Ollama
LLM inference server on RTX 5070 Ti GPU.
Overview
| Property | Value |
|---|---|
| CDK8s file | platform/cdk8s/cots/ai/ollama.go |
| Namespace | ollama |
| Helm chart | ollama v1.41.0 (otwld.github.io/ollama-helm) |
| HTTPRoute | ollama.madhan.app → ollama:11434 |
| UI | No (REST API only) |
| Node | k8s-worker4 (GPU) |
Purpose
Runs open-source LLMs locally using the NVIDIA RTX 5070 Ti. Exposes an OpenAI-compatible REST API at http://ollama.madhan.app.

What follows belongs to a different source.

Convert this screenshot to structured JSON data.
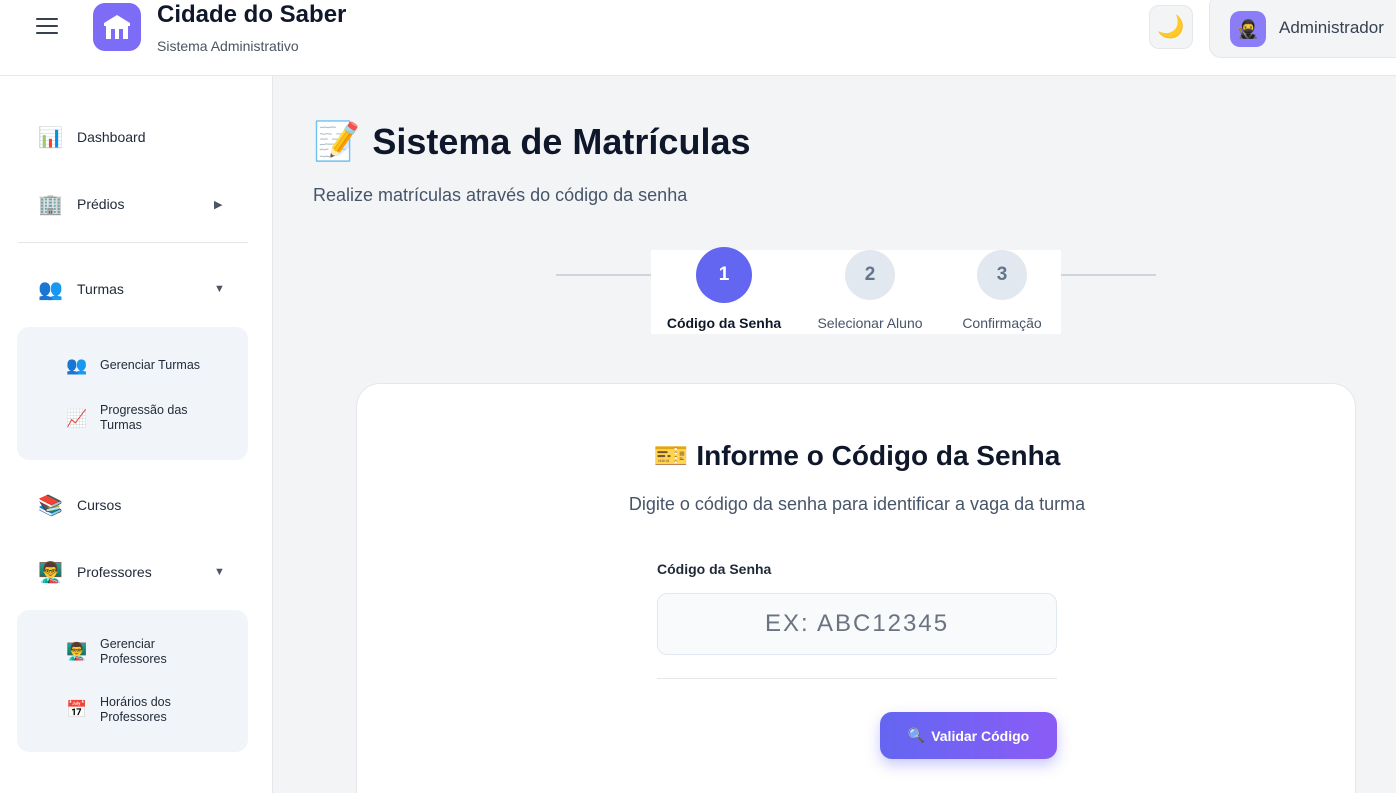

Supported models include: llama3.2, mistral, deepseek-r1, and any model in the Ollama library.
GPU Configuration
runtimeClassName: nvidia
resources:
requests:
memory: "2Gi"
limits:
nvidia.com/gpu: "1"
env:
- name: NVIDIA_VISIBLE_DEVICES
value: all
API Usage
# List available models
curl http://ollama.madhan.app/api/tags
# Run inference (streaming)
curl http://ollama.madhan.app/api/generate \
-d '{"model": "llama3.2", "prompt": "Hello!"}'
# Pull a new model
curl http://ollama.madhan.app/api/pull \
-d '{"name": "mistral"}'
Node Scheduling
The pod is scheduled to k8s-worker4 via a nodeSelector or nodeName constraint targeting the GPU node.
Coexistence with ComfyUI
Ollama (2 Gi RAM) and ComfyUI (1 Gi RAM request) run simultaneously on the same node via GPU time-slicing. Total RAM on node is ~5.4 Gi allocatable — the combined 3 Gi fits within limits.